In March 2002, a middle-aged man was admitted to the German Heart Centre in Munich to receive treatment for a blocked coronary artery. After undergoing balloon angioplasty and having a stent implanted, the man needed some sort of blood-thinning therapy, yet aspirin, the workhorse treatment for preventing arterial clots, gave him asthma attacks. His cardiologist, Nicolas von Beckerath, turned to clopidogrel, an antiplatelet drug that had been approved in the EU four years earlier under the brand name Plavix. The man tolerated the drug well, but clopidogrel did not seem to inhibit his platelet activity, even at very high doses.

“Surprisingly, we saw that this patient was absorbing the drug very well, but he wasn't metabolizing it,” says von Beckerath, now at the Viersen General Hospital in Germany.

Perplexed, von Beckerath phoned his colleague Dirk Taubert, a pharmacologist at the University Hospital of Cologne, to inquire why the drug didn't seem to work. Unfortunately, Taubert wasn't much help. “I knew that the drug existed and that it worked as an antiplatelet agent... but not much more,” Taubert says. “At that moment, I was peeved at myself that I could help neither the patient nor my colleague, and that I knew so little about clopidogrel.”

Determined to find out why the medication was effectively useless for this individual and other patients, Taubert and von Beckerath developed an assay to measure the concentrations of clopidogrel metabolites in blood plasma. The researchers then ran a series of clinical trials and used the assay to show that individual variability in drug response could be chalked up to limited availability of clopidogrel's active metabolite in some people1,2.

Buoyed by these findings, Taubert went hunting for the gene responsible for the variable responses to clopidogrel. But before he could find the answer, several independent research teams reported that polymorphisms in the gene encoding a particular cytochrome P450 enzyme, CYP2C19, explained why some people have lower plasma levels of the active metabolite of clopidogrel and, thus, higher risks of heart disease3,4,5.

These studies, however, were based solely on genetic associations, notes Taubert. “They had no mechanistic data,” he says. So Taubert and his colleagues combined clopidogrel with extracts from human cells expressing cytochrome P450 enzymes in vitro and showed that the drug did not seem to convert to its active form6. Thus, Taubert concluded that cytochrome P450 is not the crucial enzyme responsible for clopidogrel activation.

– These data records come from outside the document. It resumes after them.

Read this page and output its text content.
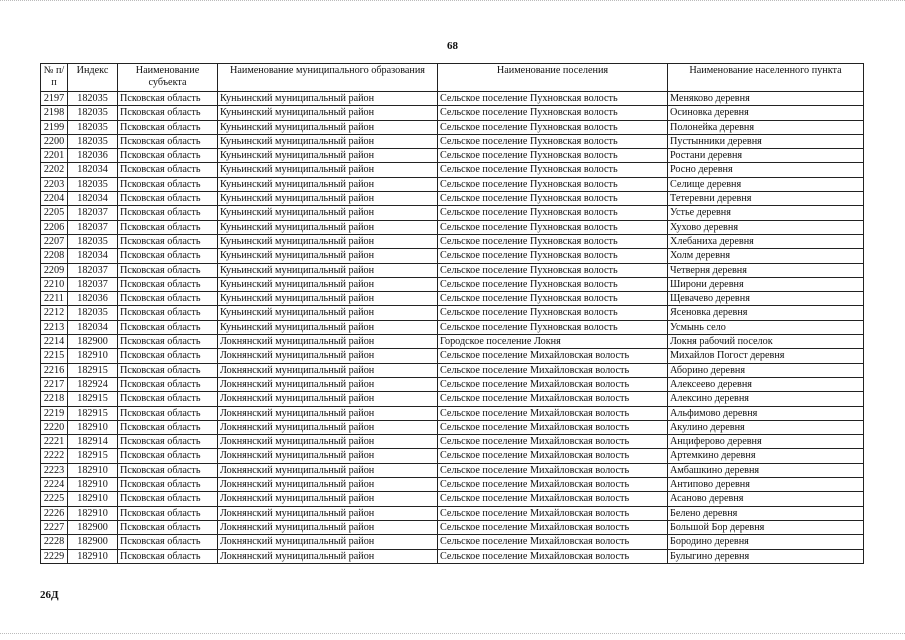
68
№ п/п	Индекс	Наименование субъекта	Наименование муниципального образования	Наименование поселения	Наименование населенного пункта
2197	182035	Псковская область	Куньинский муниципальный район	Сельское поселение Пухновская волость	Меняково деревня
2198	182035	Псковская область	Куньинский муниципальный район	Сельское поселение Пухновская волость	Осиновка деревня
2199	182035	Псковская область	Куньинский муниципальный район	Сельское поселение Пухновская волость	Полонейка деревня
2200	182035	Псковская область	Куньинский муниципальный район	Сельское поселение Пухновская волость	Пустынники деревня
2201	182036	Псковская область	Куньинский муниципальный район	Сельское поселение Пухновская волость	Ростани деревня
2202	182034	Псковская область	Куньинский муниципальный район	Сельское поселение Пухновская волость	Росно деревня
2203	182035	Псковская область	Куньинский муниципальный район	Сельское поселение Пухновская волость	Селище деревня
2204	182034	Псковская область	Куньинский муниципальный район	Сельское поселение Пухновская волость	Тетеревни деревня
2205	182037	Псковская область	Куньинский муниципальный район	Сельское поселение Пухновская волость	Устье деревня
2206	182037	Псковская область	Куньинский муниципальный район	Сельское поселение Пухновская волость	Хухово деревня
2207	182035	Псковская область	Куньинский муниципальный район	Сельское поселение Пухновская волость	Хлебаниха деревня
2208	182034	Псковская область	Куньинский муниципальный район	Сельское поселение Пухновская волость	Холм деревня
2209	182037	Псковская область	Куньинский муниципальный район	Сельское поселение Пухновская волость	Четверня деревня
2210	182037	Псковская область	Куньинский муниципальный район	Сельское поселение Пухновская волость	Широни деревня
2211	182036	Псковская область	Куньинский муниципальный район	Сельское поселение Пухновская волость	Щевачево деревня
2212	182035	Псковская область	Куньинский муниципальный район	Сельское поселение Пухновская волость	Ясеновка деревня
2213	182034	Псковская область	Куньинский муниципальный район	Сельское поселение Пухновская волость	Усмынь село
2214	182900	Псковская область	Локнянский муниципальный район	Городское поселение Локня	Локня рабочий поселок
2215	182910	Псковская область	Локнянский муниципальный район	Сельское поселение Михайловская волость	Михайлов Погост деревня
2216	182915	Псковская область	Локнянский муниципальный район	Сельское поселение Михайловская волость	Аборино деревня
2217	182924	Псковская область	Локнянский муниципальный район	Сельское поселение Михайловская волость	Алексеево деревня
2218	182915	Псковская область	Локнянский муниципальный район	Сельское поселение Михайловская волость	Алексино деревня
2219	182915	Псковская область	Локнянский муниципальный район	Сельское поселение Михайловская волость	Альфимово деревня
2220	182910	Псковская область	Локнянский муниципальный район	Сельское поселение Михайловская волость	Акулино деревня
2221	182914	Псковская область	Локнянский муниципальный район	Сельское поселение Михайловская волость	Анциферово деревня
2222	182915	Псковская область	Локнянский муниципальный район	Сельское поселение Михайловская волость	Артемкино деревня
2223	182910	Псковская область	Локнянский муниципальный район	Сельское поселение Михайловская волость	Амбашкино деревня
2224	182910	Псковская область	Локнянский муниципальный район	Сельское поселение Михайловская волость	Антипово деревня
2225	182910	Псковская область	Локнянский муниципальный район	Сельское поселение Михайловская волость	Асаново деревня
2226	182910	Псковская область	Локнянский муниципальный район	Сельское поселение Михайловская волость	Белено деревня
2227	182900	Псковская область	Локнянский муниципальный район	Сельское поселение Михайловская волость	Большой Бор деревня
2228	182900	Псковская область	Локнянский муниципальный район	Сельское поселение Михайловская волость	Бородино деревня
2229	182910	Псковская область	Локнянский муниципальный район	Сельское поселение Михайловская волость	Булыгино деревня
26Д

Further evidence that the CYP2C19 gene has no bearing on drug response came last October when a team including Deepak Bhatt, chief of cardiology at the Veteran Affairs Boston Healthcare System, genotyped more than 6,000 individuals with acute coronary syndromes or atrial fibrillation and found that people showed similar clopidogrel responses, irrespective of their CYP2C19 genetic status7.

Researchers discover why some people don't respond to the blood-thinner.

To pinpoint the enzyme behind clopidogrel activation, Taubert, in collaboration with investigators at the St. Antonius Hospital Nieuwegein in the Netherlands, expressed cytochrome P450 enzymes as well as esterases—enzymes often involved in drug metabolism that break up ester molecules into acids and alcohols—in human cell cultures and measured the breakdown of clopidogrel in extracts from these cells. The researchers found that cytochrome P450 enzymes were needed to first break down the drug to an intermediate metabolite, but an esterase called paraoxonase-1 (PON1) further transformed the drug into its active state. “Two steps are involved,” says Taubert. “And the second step is the rate-limiting step of the bioactivation.”

Further tests in two cohorts of people with coronary artery disease who underwent stent implantation and took clopidogrel for at least 6 months showed that a single amino acid change in the PON1 sequence highly correlated with the clinical efficacy of the drug, Taubert's team reports on page 110 (ref. 8).

“It's a very important finding,” says Bhatt. “Some further replication is needed, but the core findings, if they hold up, are very substantial, because the polymorphisms that have been identified to date seem to have relatively low predictability. If this finding can be duplicated in multiple, diverse populations, there's a good chance that this could guide therapy to improve patient outcomes.”

Taubert has since gone back to check the genotype of the man who inspired his decade-long research project. Consistent with Taubert's recent results, the man is homozygous for the genetic variant associated with low PON1 activity and poor response to clopidogrel. “This all fits, but the explanation came with a delay of a few years,” Taubert says. Fortunately, the man has not suffered any additional heart problems, even without taking any antiplatelet agents.